One day he called and after some small talk, he said, “I’ve been thinking we should go ahead and file for divorce.”
Hmmm. “Is this your new girlfriend’s idea?”
He replied quickly, “Oh no, she doesn’t have anything to do with it.”
“You know, you never told me you had a girlfriend,” I think to myself.
We hire an attorney who specializes in collaborative divorce. This means she represents us both, and we stay out of the courts. It’s about the least expensive way to go through the process, and we are goddamn adults after all.
r r r r r r r
That fall, Dan decides to follow his dream of living by the ocean. He sells his Rose Bowl house and moves to Long Beach. His new house is a block from the beach. He takes Nadiya there every day, where she chases tennis balls and frolics with other dogs. (Pebbles, who was so much happier as an only dog, unfortunately developed cancer and died less than a year after Dan moved out.) They are happy there, which is great, because I would have never agreed to a house in a tsunami zone. Good for him.
April 4, 2024
It has been a year since the divorce proceedings started. Dan forwards an email to me with a document attached from the court and asks, does this look final to you? It’s not actually signed where it says the judge has to sign, so I reply no I don’t think so. But it has an official-looking stamp, so Dan asks our lawyer.

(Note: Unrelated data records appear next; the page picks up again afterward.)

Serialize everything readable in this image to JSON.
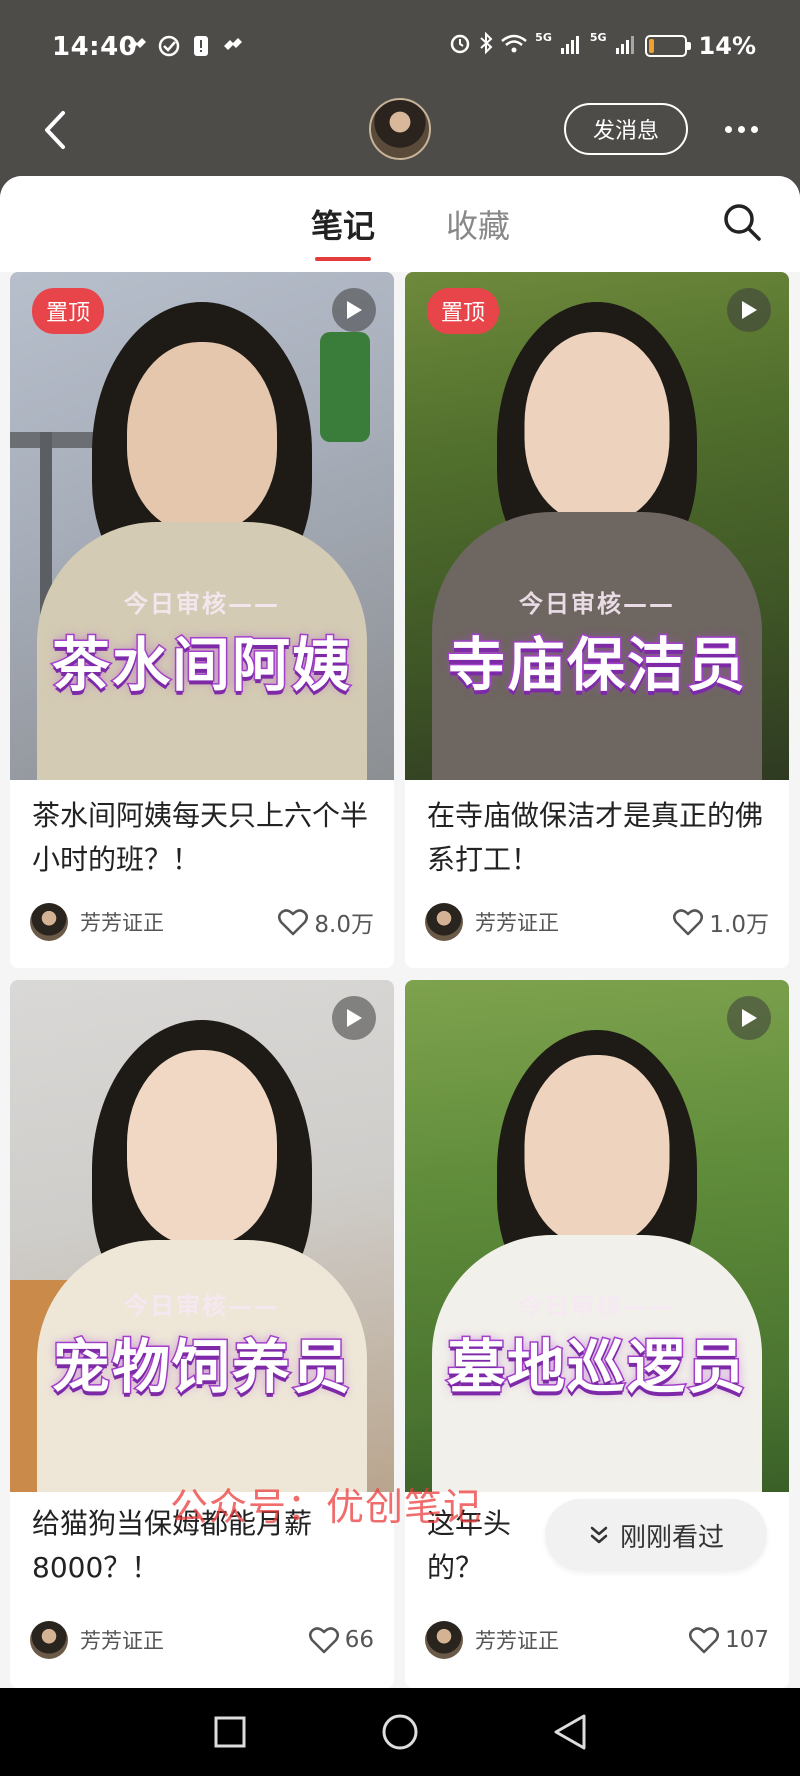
{
  "status_bar": {
    "time": "14:40",
    "network_1": "5G",
    "network_2": "5G",
    "battery_text": "14%",
    "battery_level": 0.14
  },
  "header": {
    "message_button": "发消息"
  },
  "tabs": {
    "notes": "笔记",
    "favorites": "收藏",
    "active": "notes"
  },
  "notes": [
    {
      "pinned_label": "置顶",
      "overlay_sub": "今日审核——",
      "overlay_title": "茶水间阿姨",
      "title": "茶水间阿姨每天只上六个半小时的班？！",
      "author": "芳芳证正",
      "likes": "8.0万",
      "video": true
    },
    {
      "pinned_label": "置顶",
      "overlay_sub": "今日审核——",
      "overlay_title": "寺庙保洁员",
      "title": "在寺庙做保洁才是真正的佛系打工！",
      "author": "芳芳证正",
      "likes": "1.0万",
      "video": true
    },
    {
      "overlay_sub": "今日审核——",
      "overlay_title": "宠物饲养员",
      "title": "给猫狗当保姆都能月薪8000？！",
      "author": "芳芳证正",
      "likes": "66",
      "video": true
    },
    {
      "overlay_sub": "今日审核——",
      "overlay_title": "墓地巡逻员",
      "title": "这年头还…的？",
      "title_line1": "这年头",
      "title_line2": "的？",
      "author": "芳芳证正",
      "likes": "107",
      "video": true
    }
  ],
  "watermark": "公众号：优创笔记",
  "recent_pill": "刚刚看过",
  "colors": {
    "accent": "#e33c3c",
    "pin_bg": "#e8454a",
    "overlay_stroke": "#a23fc8"
  },
  "icons": [
    "back-icon",
    "more-icon",
    "search-icon",
    "play-icon",
    "heart-icon",
    "chevron-down-icon",
    "square-nav-icon",
    "circle-nav-icon",
    "triangle-nav-icon"
  ]
}
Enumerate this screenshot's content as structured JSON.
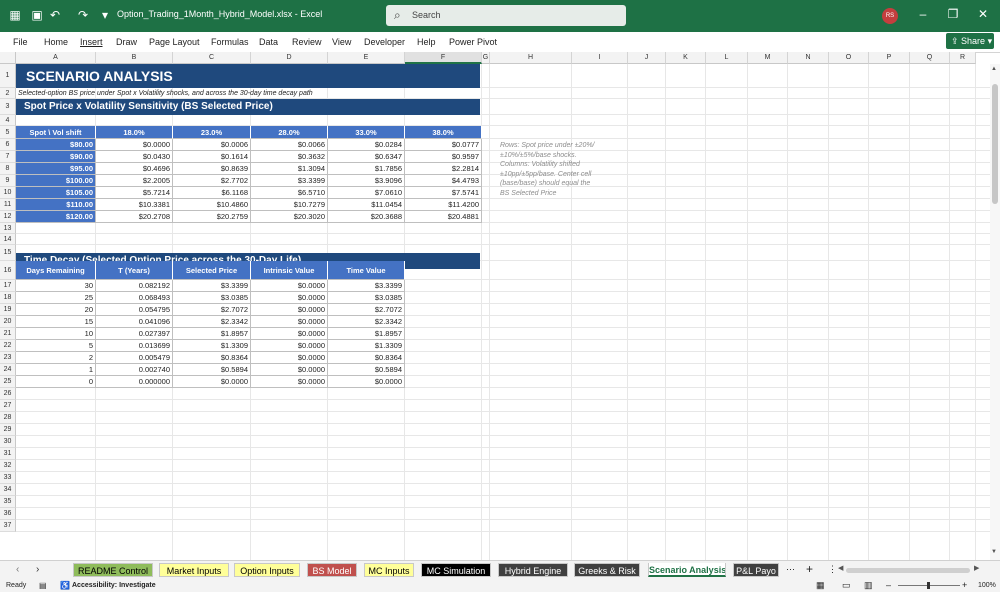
{
  "window": {
    "filename": "Option_Trading_1Month_Hybrid_Model.xlsx",
    "app": "Excel",
    "search_placeholder": "Search",
    "user_initials": "RS"
  },
  "ribbon": {
    "menus": [
      "File",
      "Home",
      "Insert",
      "Draw",
      "Page Layout",
      "Formulas",
      "Data",
      "Review",
      "View",
      "Developer",
      "Help",
      "Power Pivot"
    ],
    "share_label": "Share"
  },
  "columns": [
    "A",
    "B",
    "C",
    "D",
    "E",
    "F",
    "G",
    "H",
    "I",
    "J",
    "K",
    "L",
    "M",
    "N",
    "O",
    "P",
    "Q",
    "R"
  ],
  "rows": [
    "1",
    "2",
    "3",
    "4",
    "5",
    "6",
    "7",
    "8",
    "9",
    "10",
    "11",
    "12",
    "13",
    "14",
    "15",
    "16",
    "17",
    "18",
    "19",
    "20",
    "21",
    "22",
    "23",
    "24",
    "25",
    "26",
    "27",
    "28",
    "29",
    "30",
    "31",
    "32",
    "33",
    "34",
    "35",
    "36",
    "37"
  ],
  "sheet": {
    "title": "SCENARIO ANALYSIS",
    "subtitle": "Selected-option BS price under Spot x Volatility shocks, and across the 30-day time decay path",
    "section1_title": "Spot Price x Volatility Sensitivity  (BS Selected Price)",
    "grid_header": [
      "Spot \\ Vol shift",
      "18.0%",
      "23.0%",
      "28.0%",
      "33.0%",
      "38.0%"
    ],
    "grid_rows": [
      {
        "spot": "$80.00",
        "v": [
          "$0.0000",
          "$0.0006",
          "$0.0066",
          "$0.0284",
          "$0.0777"
        ]
      },
      {
        "spot": "$90.00",
        "v": [
          "$0.0430",
          "$0.1614",
          "$0.3632",
          "$0.6347",
          "$0.9597"
        ]
      },
      {
        "spot": "$95.00",
        "v": [
          "$0.4696",
          "$0.8639",
          "$1.3094",
          "$1.7856",
          "$2.2814"
        ]
      },
      {
        "spot": "$100.00",
        "v": [
          "$2.2005",
          "$2.7702",
          "$3.3399",
          "$3.9096",
          "$4.4793"
        ]
      },
      {
        "spot": "$105.00",
        "v": [
          "$5.7214",
          "$6.1168",
          "$6.5710",
          "$7.0610",
          "$7.5741"
        ]
      },
      {
        "spot": "$110.00",
        "v": [
          "$10.3381",
          "$10.4860",
          "$10.7279",
          "$11.0454",
          "$11.4200"
        ]
      },
      {
        "spot": "$120.00",
        "v": [
          "$20.2708",
          "$20.2759",
          "$20.3020",
          "$20.3688",
          "$20.4881"
        ]
      }
    ],
    "note": "Rows: Spot price under ±20%/±10%/±5%/base shocks. Columns: Volatility shifted ±10pp/±5pp/base. Center cell (base/base) should equal the BS Selected Price",
    "section2_title": "Time Decay  (Selected Option Price across the 30-Day Life)",
    "decay_header": [
      "Days Remaining",
      "T (Years)",
      "Selected Price",
      "Intrinsic Value",
      "Time Value"
    ],
    "decay_rows": [
      [
        "30",
        "0.082192",
        "$3.3399",
        "$0.0000",
        "$3.3399"
      ],
      [
        "25",
        "0.068493",
        "$3.0385",
        "$0.0000",
        "$3.0385"
      ],
      [
        "20",
        "0.054795",
        "$2.7072",
        "$0.0000",
        "$2.7072"
      ],
      [
        "15",
        "0.041096",
        "$2.3342",
        "$0.0000",
        "$2.3342"
      ],
      [
        "10",
        "0.027397",
        "$1.8957",
        "$0.0000",
        "$1.8957"
      ],
      [
        "5",
        "0.013699",
        "$1.3309",
        "$0.0000",
        "$1.3309"
      ],
      [
        "2",
        "0.005479",
        "$0.8364",
        "$0.0000",
        "$0.8364"
      ],
      [
        "1",
        "0.002740",
        "$0.5894",
        "$0.0000",
        "$0.5894"
      ],
      [
        "0",
        "0.000000",
        "$0.0000",
        "$0.0000",
        "$0.0000"
      ]
    ]
  },
  "tabs": [
    {
      "label": "README Control",
      "bg": "#8fbc5b",
      "fg": "#000000"
    },
    {
      "label": "Market Inputs",
      "bg": "#ffff99",
      "fg": "#000000"
    },
    {
      "label": "Option Inputs",
      "bg": "#ffff99",
      "fg": "#000000"
    },
    {
      "label": "BS Model",
      "bg": "#c0504d",
      "fg": "#ffffff"
    },
    {
      "label": "MC Inputs",
      "bg": "#ffff99",
      "fg": "#000000"
    },
    {
      "label": "MC Simulation",
      "bg": "#000000",
      "fg": "#ffffff"
    },
    {
      "label": "Hybrid Engine",
      "bg": "#404040",
      "fg": "#ffffff"
    },
    {
      "label": "Greeks & Risk",
      "bg": "#404040",
      "fg": "#ffffff"
    },
    {
      "label": "Scenario Analysis",
      "bg": "#ffffff",
      "fg": "#000000"
    },
    {
      "label": "P&L Payo",
      "bg": "#404040",
      "fg": "#ffffff"
    }
  ],
  "status": {
    "ready": "Ready",
    "accessibility": "Accessibility: Investigate",
    "zoom": "100%"
  },
  "colors": {
    "excel_green": "#1e7145",
    "title_band": "#1f497d",
    "header_blue": "#4472c4"
  }
}
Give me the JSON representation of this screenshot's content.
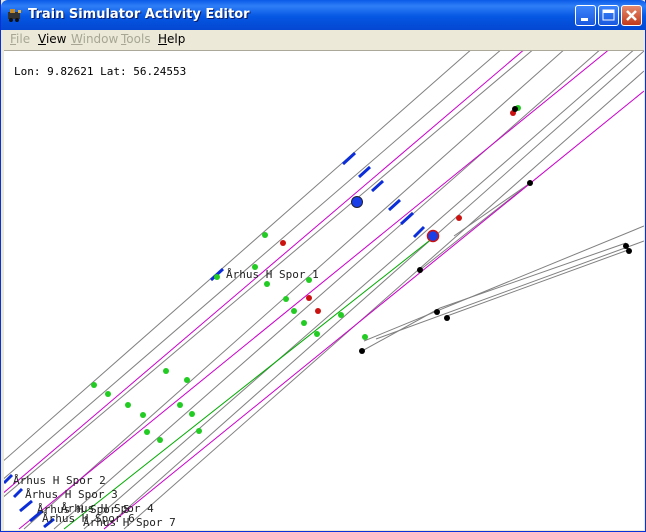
{
  "window": {
    "title": "Train Simulator Activity Editor",
    "title_icon": "train-app-icon",
    "controls": [
      "minimize",
      "maximize",
      "close"
    ]
  },
  "menu": {
    "file": "File",
    "view": "View",
    "window": "Window",
    "tools": "Tools",
    "help": "Help"
  },
  "status": {
    "coords": "Lon: 9.82621 Lat: 56.24553"
  },
  "map": {
    "track_labels": {
      "spor1": "Århus H  Spor 1",
      "spor2": "Århus H Spor 2",
      "spor3": "Århus H Spor 3",
      "spor4": "Århus H Spor 4",
      "spor5": "Århus H Spor 5",
      "spor6": "Århus H Spor 6",
      "spor7": "Århus H Spor 7"
    },
    "colors": {
      "track_gray": "#808080",
      "path_magenta": "#cc00cc",
      "path_green": "#00aa00",
      "node_green": "#22cc22",
      "node_red": "#cc1111",
      "node_black": "#000000",
      "platform_blue": "#0b2ed8"
    }
  }
}
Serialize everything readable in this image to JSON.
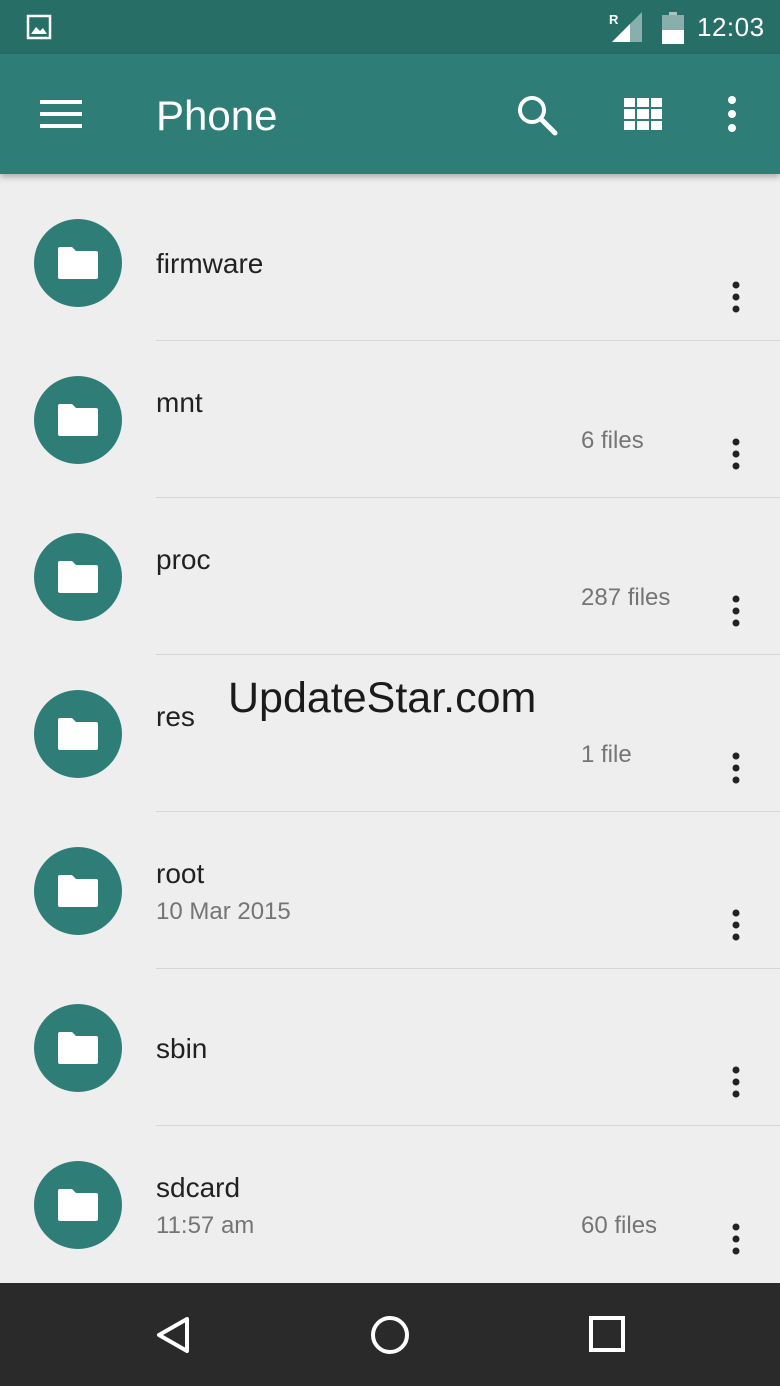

She emails back: Yes, that is the final judgment. You are divorced as of yesterday 4/03/2024. Please see the enclosed conformed copies and keep for your records.
It’s kind of anticlimactic to say the least. That night I bake a carrot cake (my favorite) for myself and on the top I spell out, in walnuts, YAY, I’M DIVORCED. It’s from a box, with store-bought frosting, and it’s not delicious. Somewhat satisfying, but with a slightly bad aftertaste. Good lord. Not another fucking metaphor.
Summer 2024
I get to keep my house. I’m able to take a nice long breath and start figuring out the rest of my life. No, I am not even remotely interested in dating. Dan and his girlfriend break up after (I think) a little over a year, and he jumps right back on the apps. This time, my reaction is completely different. I understand it’s just what he needs. He doesn’t ever want to be alone, and a little voice inside says to me: He was a serial dater when you met him. You weren’t that special… you’re just the one who said yes. When you got too difficult, look how easily he moved on.
It’s not as harsh a thought as it sounds, and I feel no self-pity. There’s truth in it. And unlike Dan, I like being alone. I gave up too much of myself in my marriages, for whatever reason, and now I’m working to get it all back.